Cuando Dios dio dos hijos a Isaac y Rebeca –Esaú y Jacob– estaba ofreciendo al mundo la posibilidad de observar cómo dos hermanos se relacionarían, cómo ellos podrían amarse… u odiarse.

La historia de estos dos hermanos es muy particular, está llena de diferencias, engaños, recelos y reconciliaciones. Y la de sus descendientes… también. Cuando estos descendientes pasaron a ocupar un sitial de nación, Dios les dio un territorio a cada uno, ubicados muy cerca entre sí. En realidad, eran colindantes. Y entonces tuvieron una nueva ocasión de relacionarse y de restañar las viejas heridas.

Sin embargo, de nuevo esta historia se llena de desencuentros y odios. Edom (Esaú) se estableció primero que Israel (Jacob) en su territorio. Y cuando Israel venía peregrinando para ocupar el suyo propio, pidió permiso a su hermano para pasar por su tierra, pero Edom se negó. Primer desencuentro.

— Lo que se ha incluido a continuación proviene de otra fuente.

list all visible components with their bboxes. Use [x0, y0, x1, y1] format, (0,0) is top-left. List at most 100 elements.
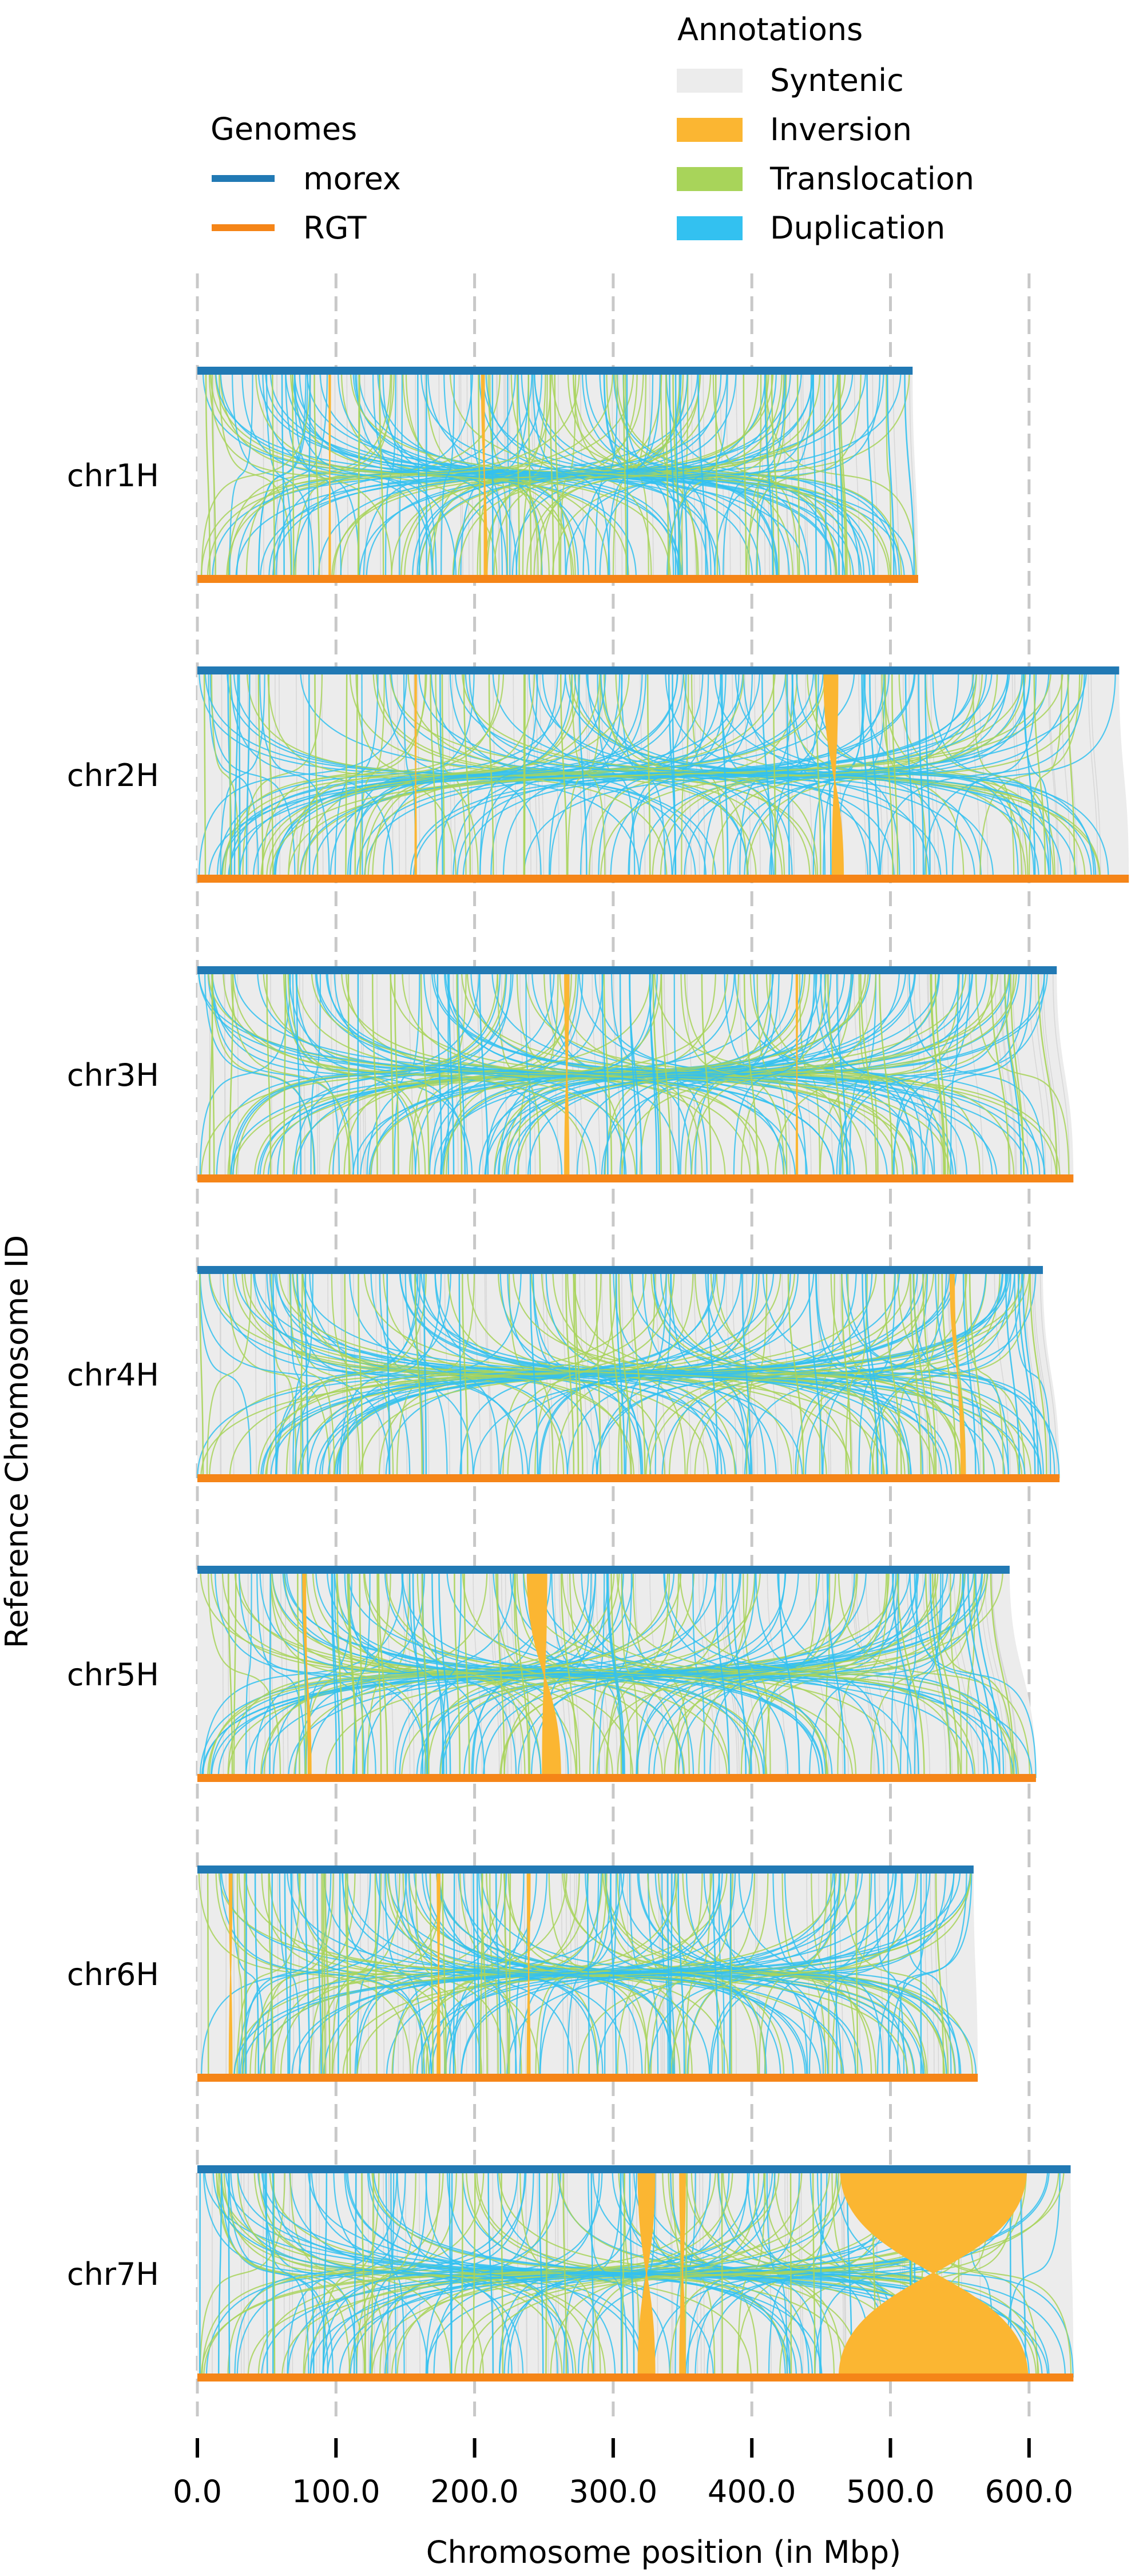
translocation-link — [721, 2169, 723, 2378]
duplication-link — [685, 2169, 1022, 2378]
duplication-link — [299, 370, 590, 579]
inversion-chr1H-0 — [328, 370, 331, 579]
duplication-link — [284, 1869, 289, 2078]
translocation-link — [748, 370, 787, 579]
translocation-link — [228, 1569, 233, 1779]
translocation-link — [660, 970, 672, 1179]
duplication-link — [295, 970, 468, 1179]
translocation-link — [565, 1269, 575, 1479]
duplication-link — [331, 1569, 338, 1779]
translocation-link — [261, 1869, 483, 2078]
duplication-link — [862, 1269, 879, 1479]
legend-label-translocation: Translocation — [769, 161, 974, 197]
duplication-link — [507, 1269, 644, 1479]
translocation-link — [211, 670, 240, 879]
translocation-link — [394, 970, 399, 1179]
duplication-link — [412, 670, 1087, 879]
duplication-link — [714, 1569, 730, 1779]
translocation-link — [690, 970, 877, 1179]
translocation-link — [1037, 970, 1058, 1179]
syntenic-link — [334, 1869, 335, 2078]
x-tick-label: 300.0 — [569, 2474, 658, 2510]
syntenic-link — [313, 1869, 315, 2078]
translocation-link — [969, 1269, 985, 1479]
translocation-link — [430, 670, 438, 879]
translocation-link — [774, 970, 1015, 1179]
translocation-link — [617, 1869, 767, 2078]
duplication-link — [666, 1869, 670, 2078]
syntenic-link — [1052, 970, 1070, 1179]
duplication-link — [840, 970, 1045, 1179]
duplication-link — [310, 970, 322, 1179]
duplication-link — [904, 670, 915, 879]
translocation-link — [445, 970, 662, 1179]
duplication-link — [626, 370, 629, 579]
translocation-link — [622, 370, 627, 579]
translocation-link — [478, 370, 481, 579]
translocation-link — [273, 2169, 276, 2378]
duplication-link — [238, 670, 241, 879]
translocation-link — [503, 1869, 509, 2078]
duplication-link — [438, 1569, 451, 1779]
translocation-link — [860, 970, 877, 1179]
translocation-link — [344, 1269, 349, 1479]
translocation-link — [1029, 1269, 1047, 1479]
duplication-link — [950, 970, 959, 1179]
duplication-link — [924, 670, 931, 879]
duplication-link — [330, 670, 684, 879]
duplication-link — [729, 1869, 732, 2078]
translocation-link — [336, 1569, 344, 1779]
translocation-link — [516, 370, 520, 579]
translocation-link — [345, 670, 348, 879]
duplication-link — [214, 1569, 428, 1779]
duplication-link — [423, 1269, 427, 1479]
duplication-link — [914, 1569, 942, 1779]
duplication-link — [479, 970, 489, 1179]
translocation-link — [429, 1869, 434, 2078]
duplication-link — [334, 970, 627, 1179]
translocation-link — [441, 670, 445, 879]
duplication-link — [245, 1569, 252, 1779]
duplication-link — [711, 1869, 947, 2078]
legend-label-inversion: Inversion — [770, 112, 912, 148]
duplication-link — [836, 2169, 1074, 2378]
translocation-link — [765, 970, 946, 1179]
translocation-link — [614, 370, 836, 579]
translocation-link — [513, 1269, 1032, 1479]
duplication-link — [918, 670, 924, 879]
translocation-link — [950, 1569, 962, 1779]
translocation-link — [685, 970, 827, 1179]
translocation-link — [348, 1569, 358, 1779]
legend-label-morex: morex — [303, 161, 401, 197]
x-tick-label: 0.0 — [173, 2474, 222, 2510]
translocation-link — [268, 1869, 274, 2078]
translocation-link — [910, 1269, 922, 1479]
translocation-link — [298, 1869, 506, 2078]
duplication-link — [838, 370, 844, 579]
translocation-link — [463, 1569, 470, 1779]
duplication-link — [820, 2169, 822, 2378]
translocation-link — [749, 970, 981, 1179]
duplication-link — [245, 670, 251, 879]
duplication-link — [935, 1269, 1009, 1479]
duplication-link — [347, 670, 606, 879]
duplication-link — [1014, 1269, 1051, 1479]
duplication-link — [951, 670, 1037, 879]
duplication-link — [578, 670, 588, 879]
translocation-link — [236, 1869, 243, 2078]
duplication-link — [622, 2169, 809, 2378]
duplication-link — [270, 1269, 955, 1479]
translocation-link — [838, 1569, 1030, 1779]
duplication-link — [815, 1269, 887, 1479]
syntenic-link — [916, 1269, 932, 1479]
syntenic-link — [856, 1869, 861, 2078]
syntenic-link — [865, 1569, 888, 1779]
duplication-link — [896, 1869, 927, 2078]
translocation-link — [374, 1869, 378, 2078]
legend-genomes: Genomes morex RGT — [211, 111, 401, 246]
duplication-link — [204, 970, 316, 1179]
translocation-link — [679, 1569, 1012, 1779]
legend-annotations-title: Annotations — [677, 11, 863, 47]
legend-swatch-inversion — [677, 118, 743, 142]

Más tarde, en esa larga y accidentada historia, Edom hace gala de especial saña contra Israel, derramando sangre inocente (Jl. 3:19). El profeta Amós, en días del rey Uzías, le acusa gravemente al decir: «Persiguió a espada a su hermano, y violó todo afecto natural; y en su furor le ha robado siempre, y perpetuamente ha guardado rencor» (1:11).

Más tarde el profeta Jeremías acusa a Edom de arrogancia y soberbia. El hecho de habitar en lugares altos le había hecho enaltecer su corazón como las águilas (Jer. 49:16). Cuando Israel cae en manos de Nabucodonosor, Edom se alegra. El mismo Jeremías lo advierte en su libro de Lamentaciones (4:21); Y no solo eso, pues aprovechó la oportunidad para tomar venganza de antiguos agravios (Ez. 25:12).

El reclamo más sentido, sin embargo, lo hace el profeta Abdías. Pero no es solo el profeta el que habla: es Dios mismo. Edom ha fracasado una y otra vez en su afecto fraternal, y ahora Dios le pasa la cuenta. Escarnio, jactancia, robo, y crueldad exhibió malignamente Edom contra su hermano Israel.

Notemos la queja de Dios, y la reiteración lastimera de la frase que hemos destacado. «No debiste tú haber estado mirando en el día de tu hermano, en el día de su infortunio; no debiste haberte alegrado de los hijos de Judá en el día en que se perdieron, ni debiste haberte jactado en el día de la angustia. No debiste haber entrado por la puerta de mi pueblo en el día de su quebrantamiento; no, no debiste haber mirado su mal en el día de su quebranto, ni haber echado mano a sus bienes en el día de su calamidad. Tampoco debiste haberte parado en las encrucijadas para matar a los que de ellos escapasen; ni debiste haber entregado a los que quedaban en el día de la angustia» (vv. 12-14).

La sentencia es lapidaria, como grave la falta: «Como tú hiciste se hará contigo; tu recompensa volverá sobre tu cabeza»(v. 15). El castigo a Edom es la sentencia de Dios sobre la falta de amor fraternal, en todo tiempo, también –y sobre todo– en el nuestro, más acá de la cruz. No solo el robo y la crueldad, sino aun el enojo contra el hermano (Mat. 5:22) es razón suficiente para que Dios nos ponga en el mismo triste lugar de Edom.